As Jesus prayed, Peter learned first hand just how difficult is attentiveness. When Peter exhorts the Church to be sober — to be wide awake and alert — he is speaking out of disappointing, personal experience. It took Peter his whole life with Jesus to learn the importance of attentiveness. This was not the last time Peter fell asleep. As Jesus prayed in Gethsemane, his disciples fell asleep and when the Romans arrested him, Peter and the other disciples ran away. But now I’m getting distracted — here at the end of their hike with Jesus, Peter, James and John just couldn’t keep their eyes opened. But Peter, James and John woke up. And when they woke up everything was different. The Bible says:
And as he prayed, the fashion of his countenance was altered, and his raiment was white and glistering. And, behold, there talked with him two men, which were Moses and Elias: who appeared in glory, and spake of his decease which he should accomplish at Jerusalem.

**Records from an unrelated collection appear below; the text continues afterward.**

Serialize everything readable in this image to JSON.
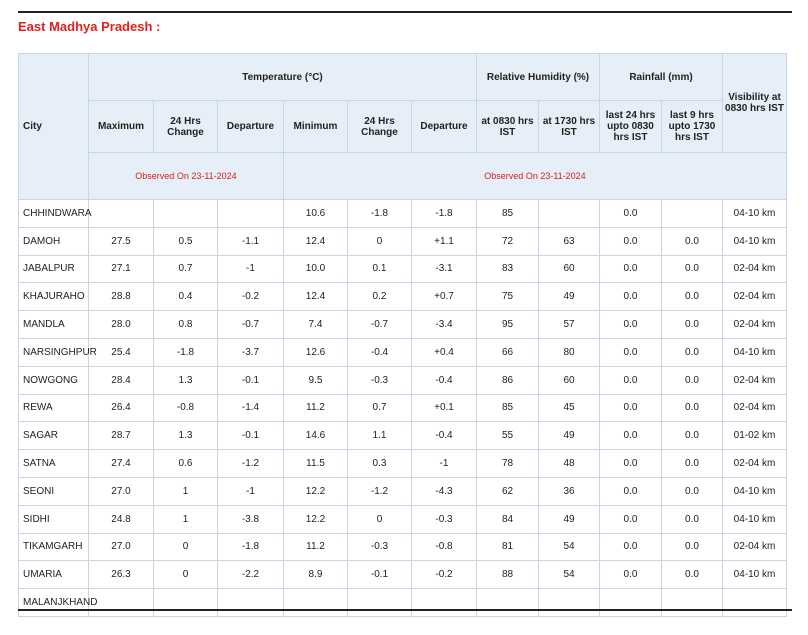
{
  "header": {
    "title": "East Madhya Pradesh :"
  },
  "table": {
    "headers": {
      "city": "City",
      "temperature": "Temperature (°C)",
      "humidity": "Relative Humidity (%)",
      "rainfall": "Rainfall (mm)",
      "visibility": "Visibility at 0830 hrs IST",
      "sub": [
        "Maximum",
        "24 Hrs Change",
        "Departure",
        "Minimum",
        "24 Hrs Change",
        "Departure",
        "at 0830 hrs IST",
        "at 1730 hrs IST",
        "last 24 hrs upto 0830 hrs IST",
        "last 9 hrs upto 1730 hrs IST"
      ],
      "observed": [
        "Observed On 23-11-2024",
        "Observed On 23-11-2024"
      ]
    },
    "rows": [
      [
        "CHHINDWARA",
        null,
        null,
        null,
        "10.6",
        "-1.8",
        "-1.8",
        "85",
        null,
        "0.0",
        null,
        "04-10 km"
      ],
      [
        "DAMOH",
        "27.5",
        "0.5",
        "-1.1",
        "12.4",
        "0",
        "+1.1",
        "72",
        "63",
        "0.0",
        "0.0",
        "04-10 km"
      ],
      [
        "JABALPUR",
        "27.1",
        "0.7",
        "-1",
        "10.0",
        "0.1",
        "-3.1",
        "83",
        "60",
        "0.0",
        "0.0",
        "02-04 km"
      ],
      [
        "KHAJURAHO",
        "28.8",
        "0.4",
        "-0.2",
        "12.4",
        "0.2",
        "+0.7",
        "75",
        "49",
        "0.0",
        "0.0",
        "02-04 km"
      ],
      [
        "MANDLA",
        "28.0",
        "0.8",
        "-0.7",
        "7.4",
        "-0.7",
        "-3.4",
        "95",
        "57",
        "0.0",
        "0.0",
        "02-04 km"
      ],
      [
        "NARSINGHPUR",
        "25.4",
        "-1.8",
        "-3.7",
        "12.6",
        "-0.4",
        "+0.4",
        "66",
        "80",
        "0.0",
        "0.0",
        "04-10 km"
      ],
      [
        "NOWGONG",
        "28.4",
        "1.3",
        "-0.1",
        "9.5",
        "-0.3",
        "-0.4",
        "86",
        "60",
        "0.0",
        "0.0",
        "02-04 km"
      ],
      [
        "REWA",
        "26.4",
        "-0.8",
        "-1.4",
        "11.2",
        "0.7",
        "+0.1",
        "85",
        "45",
        "0.0",
        "0.0",
        "02-04 km"
      ],
      [
        "SAGAR",
        "28.7",
        "1.3",
        "-0.1",
        "14.6",
        "1.1",
        "-0.4",
        "55",
        "49",
        "0.0",
        "0.0",
        "01-02 km"
      ],
      [
        "SATNA",
        "27.4",
        "0.6",
        "-1.2",
        "11.5",
        "0.3",
        "-1",
        "78",
        "48",
        "0.0",
        "0.0",
        "02-04 km"
      ],
      [
        "SEONI",
        "27.0",
        "1",
        "-1",
        "12.2",
        "-1.2",
        "-4.3",
        "62",
        "36",
        "0.0",
        "0.0",
        "04-10 km"
      ],
      [
        "SIDHI",
        "24.8",
        "1",
        "-3.8",
        "12.2",
        "0",
        "-0.3",
        "84",
        "49",
        "0.0",
        "0.0",
        "04-10 km"
      ],
      [
        "TIKAMGARH",
        "27.0",
        "0",
        "-1.8",
        "11.2",
        "-0.3",
        "-0.8",
        "81",
        "54",
        "0.0",
        "0.0",
        "02-04 km"
      ],
      [
        "UMARIA",
        "26.3",
        "0",
        "-2.2",
        "8.9",
        "-0.1",
        "-0.2",
        "88",
        "54",
        "0.0",
        "0.0",
        "04-10 km"
      ],
      [
        "MALANJKHAND",
        null,
        null,
        null,
        null,
        null,
        null,
        null,
        null,
        null,
        null,
        null
      ]
    ]
  }
}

Now for the first time they saw our Lord’s divinity flash so brightly that day was turned to night. Eight days before, Peter declared his faith in Jesus’ divinity: “You are the Christ, the Son of the Living God,” but now he sees it with his own wide-awake eyes. His face shone like the sun, too bright to look upon. Even his clothing suddenly became the brightest light they had ever seen. Glistering is the translation of the Greek word: a word used only once in the New Testament means “to emit flashes of light, to shine or glister as lightening.” Christ is the uncreated light of the Father, he is not reflecting light, he is Light. The Shenikah Glory of God made flesh. Now his closest disciples look upon the Glorious God come down from Heaven.

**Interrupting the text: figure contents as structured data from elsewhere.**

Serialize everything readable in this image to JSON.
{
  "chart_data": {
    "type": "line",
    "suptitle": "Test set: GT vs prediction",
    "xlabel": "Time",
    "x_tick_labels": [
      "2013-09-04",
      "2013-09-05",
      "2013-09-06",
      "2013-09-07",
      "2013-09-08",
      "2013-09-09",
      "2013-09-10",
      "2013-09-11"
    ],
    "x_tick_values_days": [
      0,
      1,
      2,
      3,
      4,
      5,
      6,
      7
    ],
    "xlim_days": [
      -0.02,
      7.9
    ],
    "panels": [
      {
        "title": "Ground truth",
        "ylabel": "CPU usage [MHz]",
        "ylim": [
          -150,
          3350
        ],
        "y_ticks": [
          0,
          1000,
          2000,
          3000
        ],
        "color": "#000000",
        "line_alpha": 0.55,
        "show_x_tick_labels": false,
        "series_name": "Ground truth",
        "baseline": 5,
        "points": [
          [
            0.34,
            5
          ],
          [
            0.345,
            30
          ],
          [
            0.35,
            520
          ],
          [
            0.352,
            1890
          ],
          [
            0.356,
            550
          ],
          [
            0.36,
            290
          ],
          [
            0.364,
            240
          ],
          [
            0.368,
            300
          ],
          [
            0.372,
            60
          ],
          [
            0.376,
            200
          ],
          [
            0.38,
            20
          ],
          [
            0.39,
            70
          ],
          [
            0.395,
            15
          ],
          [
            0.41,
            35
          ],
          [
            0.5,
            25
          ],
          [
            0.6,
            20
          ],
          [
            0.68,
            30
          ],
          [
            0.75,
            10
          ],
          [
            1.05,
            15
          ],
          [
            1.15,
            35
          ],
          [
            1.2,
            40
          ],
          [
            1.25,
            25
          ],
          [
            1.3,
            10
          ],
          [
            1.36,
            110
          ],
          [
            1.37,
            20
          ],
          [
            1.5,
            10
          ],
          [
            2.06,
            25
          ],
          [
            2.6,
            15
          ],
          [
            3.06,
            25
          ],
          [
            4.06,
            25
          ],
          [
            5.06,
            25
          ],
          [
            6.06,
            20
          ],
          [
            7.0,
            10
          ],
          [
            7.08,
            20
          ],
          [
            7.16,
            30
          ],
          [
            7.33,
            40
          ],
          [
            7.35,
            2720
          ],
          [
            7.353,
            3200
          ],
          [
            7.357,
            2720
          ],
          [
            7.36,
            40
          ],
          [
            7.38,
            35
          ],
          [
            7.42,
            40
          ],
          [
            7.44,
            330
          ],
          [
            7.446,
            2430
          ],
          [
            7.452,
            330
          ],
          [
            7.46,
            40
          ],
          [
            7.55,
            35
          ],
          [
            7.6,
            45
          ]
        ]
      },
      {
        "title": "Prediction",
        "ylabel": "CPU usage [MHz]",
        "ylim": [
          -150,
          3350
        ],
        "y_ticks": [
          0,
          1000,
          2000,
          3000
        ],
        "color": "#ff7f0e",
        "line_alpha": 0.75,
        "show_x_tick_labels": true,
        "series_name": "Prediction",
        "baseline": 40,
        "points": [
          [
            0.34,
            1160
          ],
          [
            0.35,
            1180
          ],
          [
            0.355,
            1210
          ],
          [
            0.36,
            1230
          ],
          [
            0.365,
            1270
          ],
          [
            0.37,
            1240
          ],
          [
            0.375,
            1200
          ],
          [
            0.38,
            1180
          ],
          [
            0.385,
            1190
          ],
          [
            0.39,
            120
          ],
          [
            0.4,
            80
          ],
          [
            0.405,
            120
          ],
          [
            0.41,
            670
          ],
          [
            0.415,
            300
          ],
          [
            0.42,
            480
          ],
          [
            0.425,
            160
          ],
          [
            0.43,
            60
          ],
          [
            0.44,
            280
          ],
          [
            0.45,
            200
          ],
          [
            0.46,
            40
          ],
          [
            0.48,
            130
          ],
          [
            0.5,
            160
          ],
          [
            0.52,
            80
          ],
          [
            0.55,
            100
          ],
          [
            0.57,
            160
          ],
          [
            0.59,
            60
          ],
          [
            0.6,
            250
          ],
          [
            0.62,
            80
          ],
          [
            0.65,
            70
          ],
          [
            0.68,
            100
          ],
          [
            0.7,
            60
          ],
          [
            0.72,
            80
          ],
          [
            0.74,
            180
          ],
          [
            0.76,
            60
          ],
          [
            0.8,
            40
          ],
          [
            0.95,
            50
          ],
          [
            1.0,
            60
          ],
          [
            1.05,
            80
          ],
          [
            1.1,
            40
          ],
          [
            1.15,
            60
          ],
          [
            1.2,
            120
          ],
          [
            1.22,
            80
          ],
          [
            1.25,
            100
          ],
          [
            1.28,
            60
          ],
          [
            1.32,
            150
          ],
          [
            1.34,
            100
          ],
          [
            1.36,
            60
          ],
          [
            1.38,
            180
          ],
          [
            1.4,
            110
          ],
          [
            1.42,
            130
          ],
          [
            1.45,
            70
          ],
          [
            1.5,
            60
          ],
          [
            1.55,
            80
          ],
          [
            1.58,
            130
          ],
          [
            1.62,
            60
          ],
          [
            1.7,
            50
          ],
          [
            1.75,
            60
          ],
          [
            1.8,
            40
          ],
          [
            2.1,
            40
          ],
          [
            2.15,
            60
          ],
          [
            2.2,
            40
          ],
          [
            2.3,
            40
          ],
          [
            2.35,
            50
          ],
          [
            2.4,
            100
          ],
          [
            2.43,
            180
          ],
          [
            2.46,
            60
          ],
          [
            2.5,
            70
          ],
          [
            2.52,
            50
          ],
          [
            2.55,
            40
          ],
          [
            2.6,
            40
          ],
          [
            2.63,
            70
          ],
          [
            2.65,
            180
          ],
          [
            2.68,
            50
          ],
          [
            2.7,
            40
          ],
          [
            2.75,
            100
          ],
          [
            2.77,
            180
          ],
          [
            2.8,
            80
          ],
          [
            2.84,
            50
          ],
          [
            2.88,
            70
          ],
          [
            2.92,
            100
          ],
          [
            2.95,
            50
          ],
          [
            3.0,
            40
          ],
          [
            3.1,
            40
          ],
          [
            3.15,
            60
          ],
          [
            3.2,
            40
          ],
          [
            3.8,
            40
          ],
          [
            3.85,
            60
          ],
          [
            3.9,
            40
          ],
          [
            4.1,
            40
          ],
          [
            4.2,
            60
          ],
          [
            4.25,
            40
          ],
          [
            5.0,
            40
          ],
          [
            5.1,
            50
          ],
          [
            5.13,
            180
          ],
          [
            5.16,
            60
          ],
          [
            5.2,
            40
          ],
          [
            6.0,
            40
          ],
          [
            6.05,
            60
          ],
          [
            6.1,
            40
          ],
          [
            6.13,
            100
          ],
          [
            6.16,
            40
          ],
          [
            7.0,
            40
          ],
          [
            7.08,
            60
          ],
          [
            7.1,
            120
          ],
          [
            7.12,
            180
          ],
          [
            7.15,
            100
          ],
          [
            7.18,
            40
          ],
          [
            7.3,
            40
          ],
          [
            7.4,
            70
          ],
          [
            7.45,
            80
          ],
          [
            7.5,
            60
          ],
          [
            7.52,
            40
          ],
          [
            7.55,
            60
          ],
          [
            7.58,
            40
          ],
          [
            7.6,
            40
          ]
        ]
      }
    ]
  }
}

Now this is what I want to say — we have been born again and this radicalized state of being of the baptized is to have God the Father as our Father and to have Jesus the Messiah as our sibling. When we are baptize into Jesus we are baptized into his humanity and we are baptized into his glistering divinity as well:
He (God) has granted to us his precious and very great promises, so that through them you may become partakers of the divine nature… II Peter 1:4
This is all about our participation in the life of God, or as Peter put it our partaking of the divine nature and that brings us to the understanding of what grace is. As I have said when I was growing up we were taught that grace is unmerited favor; the free and undeserved help that God gave us in order that we might respond to his call be to his children. Though that is partially correct, I want you to understand that grace that is not so utilitarian, but rather, that is grace is a state of being: Grace is participation in the life of God. To be in a state of grace is to be participating in the life of the God who is God which is equivalent to participating in eternal life. And the way that happens is receiving the good and perfects gifts that come down from the Father of Lights. By virtue of our incorporation into the human nature of Christ we also participate, share in, commune with the divine nature of the God who is God. And thus we constitute a renewed, recreated humanity. And because of that we may and must live transfigured lives that communicate the holiness, wonder, love, and free, ungrudging generosity of God the Blessed Trinity to this beautiful but broken world we live in.